Meet Fuso’s big boet
R3 mln investment will see affordable truck assembled at East London plant
THE smaller trucks in the Daimler group, Fuso, have added the biggest lorry from Japan to the brand’s local offering.
To be assembled in East London, the FJ 26-280C comes to South Africa by popular demand from fleet operators who need a construction-tough vehicle that can be operated for maximum profitability.
Executive director for Daimler Trucks Southern Africa Jasper Hafkamp said by assembling the Fuso FA and FJ series trucks at the East London plant, Daimler is simply putting into action what it promised would be the next logical step after the launch of the Regional Centre Southern Africa last year.
“We are building Fuso trucks in southern Africa, by southern Africans, for southern Africa,” said Hafkamp.
MBSA had invested over R3 million into the East London plant to ensure the staff are ready to build the lorry.
Gladstone Mtyoko, divisional manager for Commercial Vehicles at the plant said the line workers intend to keep their reputation of building pioneering trucks that set the benchmark.
Naeem Hassim, head of Fuso Trucks South Africa said the smaller lorries in the Daimler stable have always been renowned for their reliability and value for money as well as for being the pace-setters when it comes to service support.
He said the newest member of the family goes even further by ensuring a tough and durable chassis, extended service intervals from 15 000 to 20 000 kilometres and a wide-reaching southern African dealer footprint.
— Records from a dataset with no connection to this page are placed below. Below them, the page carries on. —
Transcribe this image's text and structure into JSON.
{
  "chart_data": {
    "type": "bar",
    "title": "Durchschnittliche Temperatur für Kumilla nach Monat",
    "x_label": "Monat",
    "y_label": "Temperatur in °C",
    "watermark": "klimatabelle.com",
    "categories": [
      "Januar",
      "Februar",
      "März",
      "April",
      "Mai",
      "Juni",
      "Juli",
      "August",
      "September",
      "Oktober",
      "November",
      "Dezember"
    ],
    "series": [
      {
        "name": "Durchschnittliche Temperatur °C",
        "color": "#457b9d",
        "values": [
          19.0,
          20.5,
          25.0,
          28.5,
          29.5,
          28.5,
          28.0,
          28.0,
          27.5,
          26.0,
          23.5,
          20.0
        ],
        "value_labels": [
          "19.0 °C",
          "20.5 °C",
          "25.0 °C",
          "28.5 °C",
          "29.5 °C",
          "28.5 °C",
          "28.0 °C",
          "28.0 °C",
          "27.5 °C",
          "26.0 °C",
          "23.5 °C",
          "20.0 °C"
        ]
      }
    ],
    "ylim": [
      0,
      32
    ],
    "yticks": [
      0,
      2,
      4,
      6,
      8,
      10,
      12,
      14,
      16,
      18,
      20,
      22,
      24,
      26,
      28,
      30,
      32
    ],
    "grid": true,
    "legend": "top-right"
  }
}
The chassis’ cross members add additional strength and they are shot-peened and powder coated to increase surface strength and to prevent corrosion. Under the chair, the robust Fuso FJ 26-280C boasts a directinjection diesel engine, rated at 205kW at 2 200 rpm with the torque levelling out at 1 100 Nm from 1 200 to 1 600 rpm.
Hassim said this makes the 280C’s engine ideal for powerhungry applications like tippers or concrete delivery. A Power Take-Off (PTO) point is one of the standard features.
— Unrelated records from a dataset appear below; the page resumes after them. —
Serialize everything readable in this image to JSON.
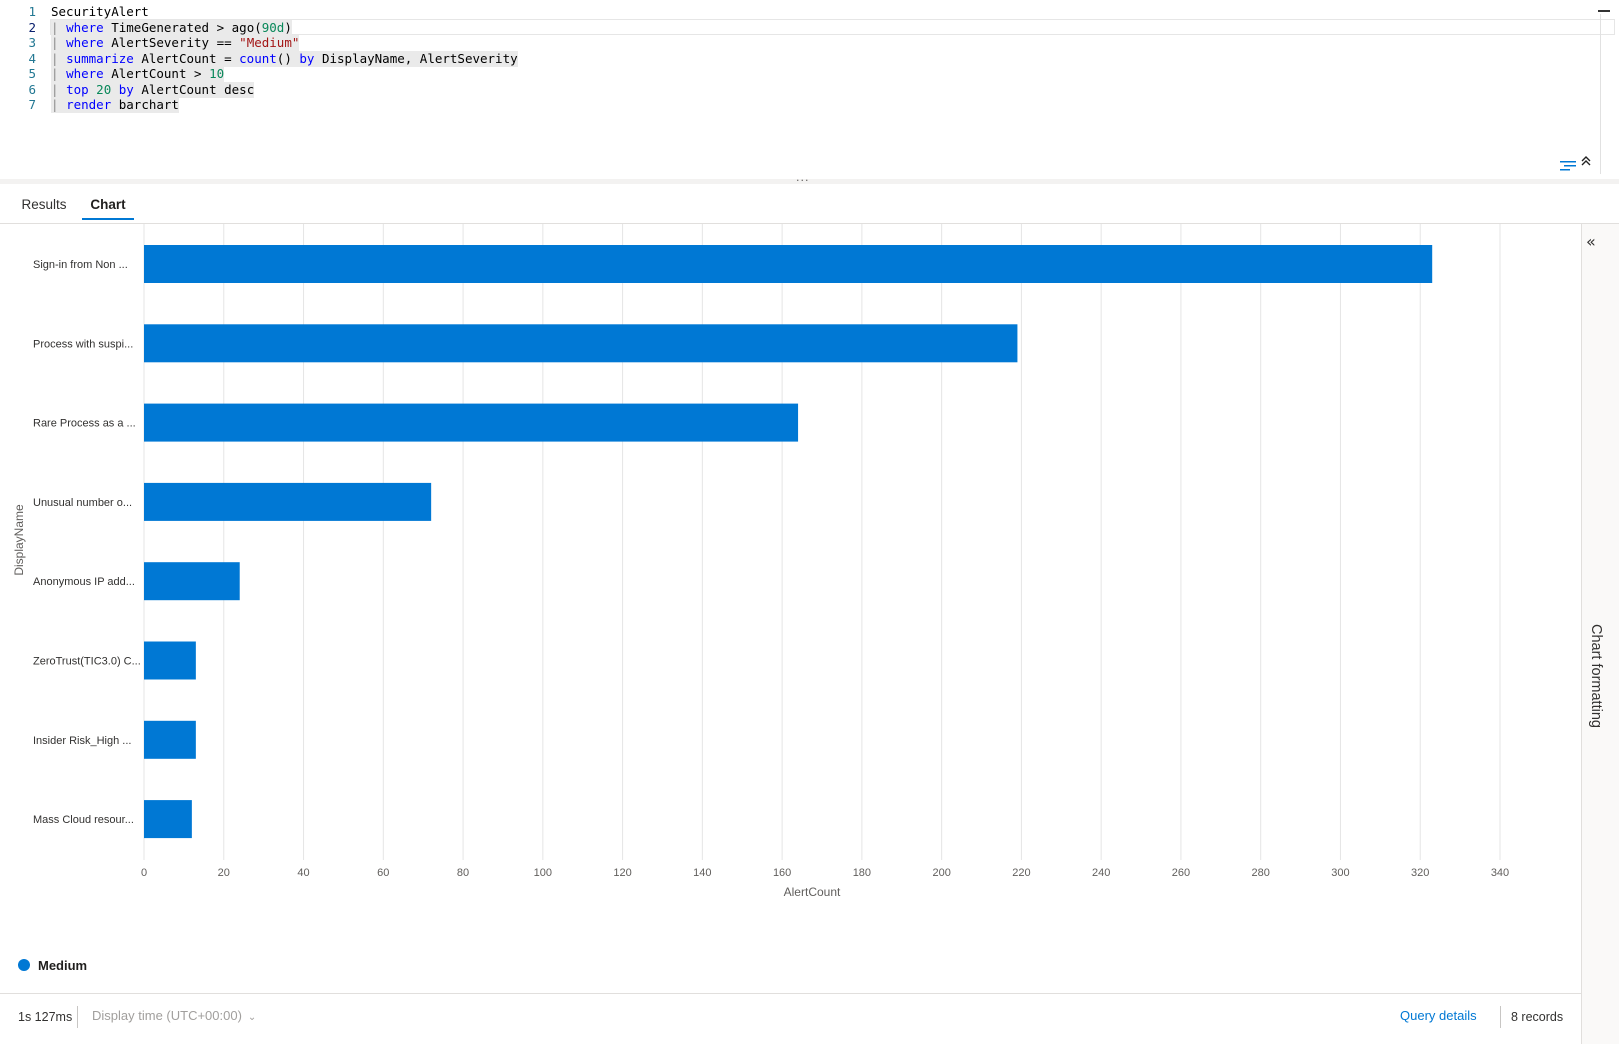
{
  "editor": {
    "lines": [
      {
        "num": "1",
        "tokens": [
          {
            "t": "SecurityAlert",
            "c": "txt"
          }
        ]
      },
      {
        "num": "2",
        "tokens": [
          {
            "t": "| ",
            "c": "pipe"
          },
          {
            "t": "where",
            "c": "kw"
          },
          {
            "t": " TimeGenerated > ago(",
            "c": "txt"
          },
          {
            "t": "90d",
            "c": "num"
          },
          {
            "t": ")",
            "c": "txt"
          }
        ]
      },
      {
        "num": "3",
        "tokens": [
          {
            "t": "| ",
            "c": "pipe"
          },
          {
            "t": "where",
            "c": "kw"
          },
          {
            "t": " AlertSeverity == ",
            "c": "txt"
          },
          {
            "t": "\"Medium\"",
            "c": "str"
          }
        ]
      },
      {
        "num": "4",
        "tokens": [
          {
            "t": "| ",
            "c": "pipe"
          },
          {
            "t": "summarize",
            "c": "kw"
          },
          {
            "t": " AlertCount = ",
            "c": "txt"
          },
          {
            "t": "count",
            "c": "fn"
          },
          {
            "t": "() ",
            "c": "txt"
          },
          {
            "t": "by",
            "c": "kw"
          },
          {
            "t": " DisplayName, AlertSeverity",
            "c": "txt"
          }
        ]
      },
      {
        "num": "5",
        "tokens": [
          {
            "t": "| ",
            "c": "pipe"
          },
          {
            "t": "where",
            "c": "kw"
          },
          {
            "t": " AlertCount > ",
            "c": "txt"
          },
          {
            "t": "10",
            "c": "num"
          }
        ]
      },
      {
        "num": "6",
        "tokens": [
          {
            "t": "| ",
            "c": "pipe"
          },
          {
            "t": "top",
            "c": "kw"
          },
          {
            "t": " ",
            "c": "txt"
          },
          {
            "t": "20",
            "c": "num"
          },
          {
            "t": " ",
            "c": "txt"
          },
          {
            "t": "by",
            "c": "kw"
          },
          {
            "t": " AlertCount desc",
            "c": "txt"
          }
        ]
      },
      {
        "num": "7",
        "tokens": [
          {
            "t": "| ",
            "c": "pipe"
          },
          {
            "t": "render",
            "c": "kw"
          },
          {
            "t": " barchart",
            "c": "txt"
          }
        ]
      }
    ],
    "active_line": "2",
    "splitter_handle": "···",
    "collapse_icon": "chevron-double-up-icon",
    "format_icon": "format-lines-icon"
  },
  "tabs": [
    {
      "label": "Results",
      "active": false
    },
    {
      "label": "Chart",
      "active": true
    }
  ],
  "format_panel": {
    "label": "Chart formatting",
    "expand_icon": "chevron-double-left-icon",
    "expand_glyph": "«"
  },
  "chart_data": {
    "type": "bar",
    "orientation": "horizontal",
    "categories": [
      "Sign-in from Non ...",
      "Process with suspi...",
      "Rare Process as a ...",
      "Unusual number o...",
      "Anonymous IP add...",
      "ZeroTrust(TIC3.0) C...",
      "Insider Risk_High ...",
      "Mass Cloud resour..."
    ],
    "series": [
      {
        "name": "Medium",
        "color": "#0078d4",
        "values": [
          323,
          219,
          164,
          72,
          24,
          13,
          13,
          12
        ]
      }
    ],
    "xlabel": "AlertCount",
    "ylabel": "DisplayName",
    "xlim": [
      0,
      340
    ],
    "xticks": [
      0,
      20,
      40,
      60,
      80,
      100,
      120,
      140,
      160,
      180,
      200,
      220,
      240,
      260,
      280,
      300,
      320,
      340
    ],
    "grid": true,
    "legend": "bottom-left"
  },
  "legend": {
    "label": "Medium",
    "color": "#0078d4"
  },
  "status": {
    "duration": "1s 127ms",
    "display_time": "Display time (UTC+00:00)",
    "display_time_chevron": "⌄",
    "query_details": "Query details",
    "records": "8 records"
  }
}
A nine-speed transmission with a crawler gear provides the right ratios to negotiate complex terrain for off-road applications.
The load is carried by multi-leaf bogie type rear suspensions that are robust, resulting in longer life and the ability to haul heavier loads.
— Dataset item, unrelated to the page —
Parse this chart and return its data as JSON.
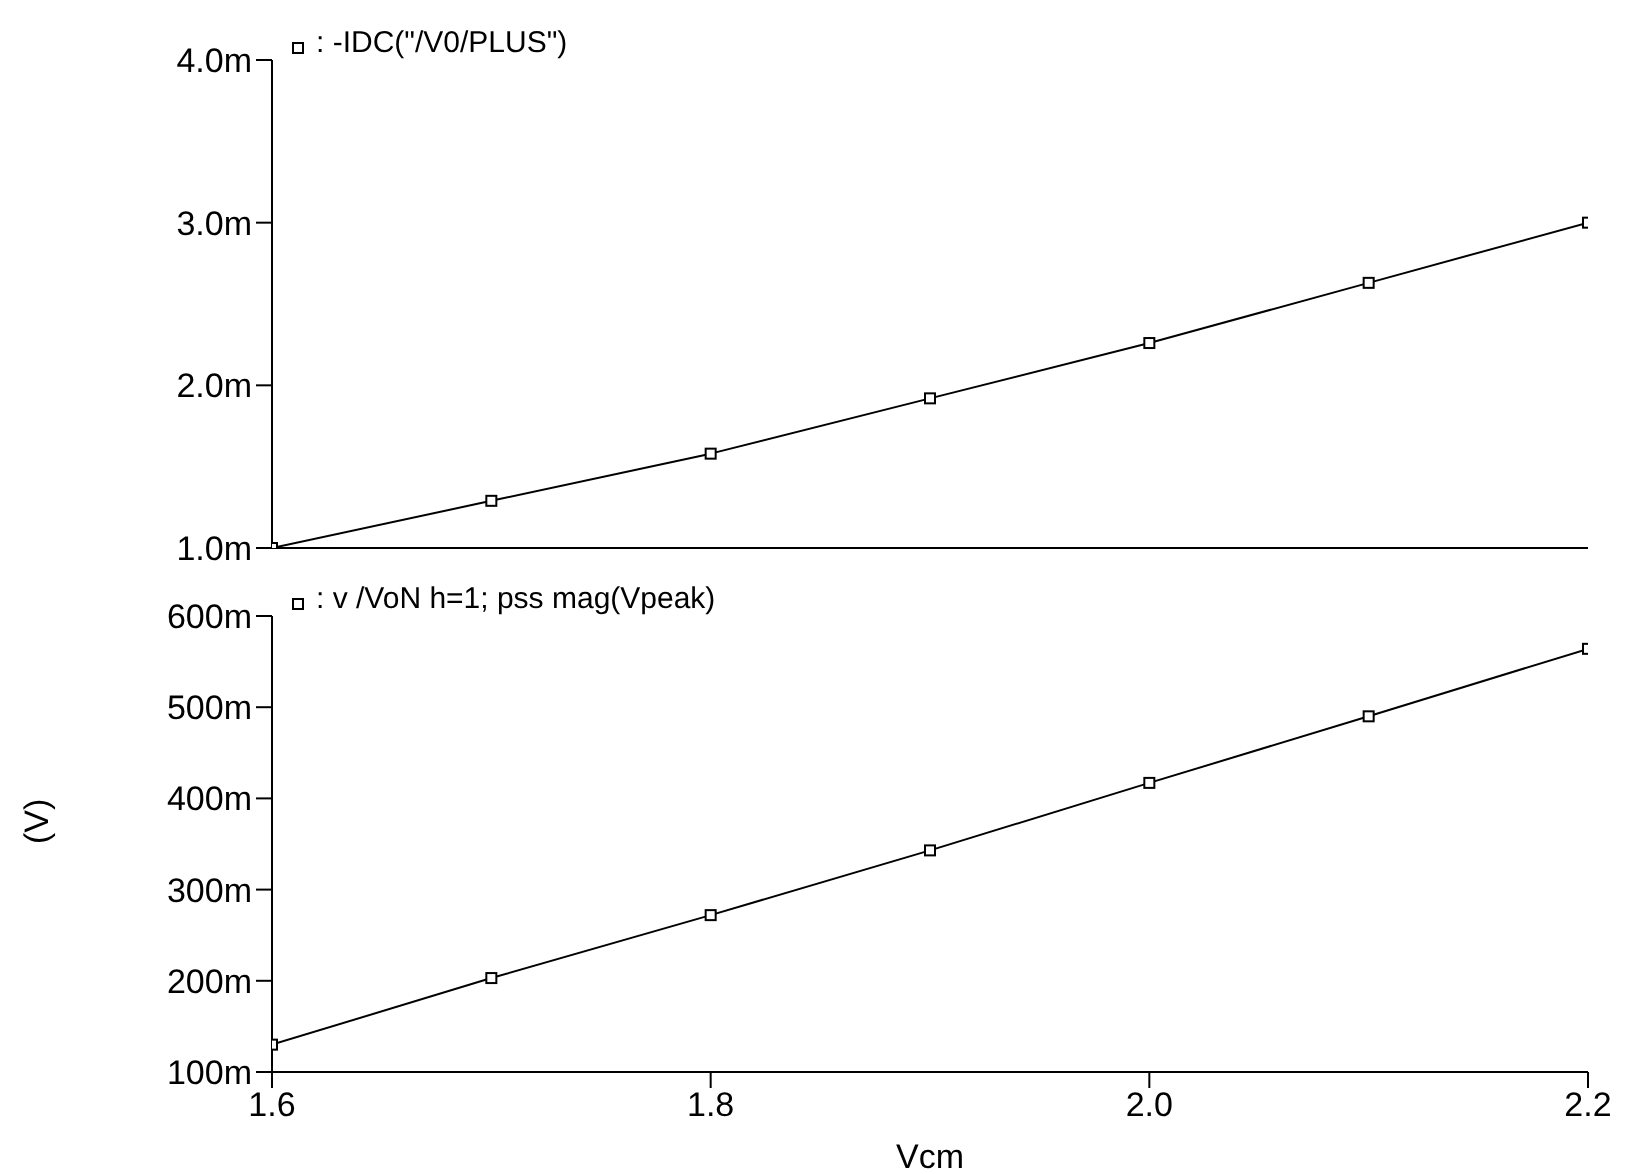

Standard front and rear antiroll bars increase the vehicle’s stability, while a differential lock assists to reduce one wheel from spinning, making the truck safer and easier to operate in conditions that offer little or no grip.
Hassim said while the truck is tough on the outside, the comfortable interior was built to reduce driver fatigue, complete with three-way adjustable seats, as well as a tilt-and-telescoping steering wheel that allows the driver to choose an optimum driving posture.
The extended day cab includes a fold-down bunk where the driver can rest during breaks. Occupants also benefit from the standard air-conditioning and rear windows that open for ventilation or to shut out noise.
The recommended retail price for the Fuso FJ 26-280C chassis cab is R925 000, excluding the tipper or cement mixer that clients want to fit on the chassis.
Fuso trucks are known for being small and reliable with low operational costs, but the latest member, the large FJ26-280C, does away with the ‘small’ part in this reputation.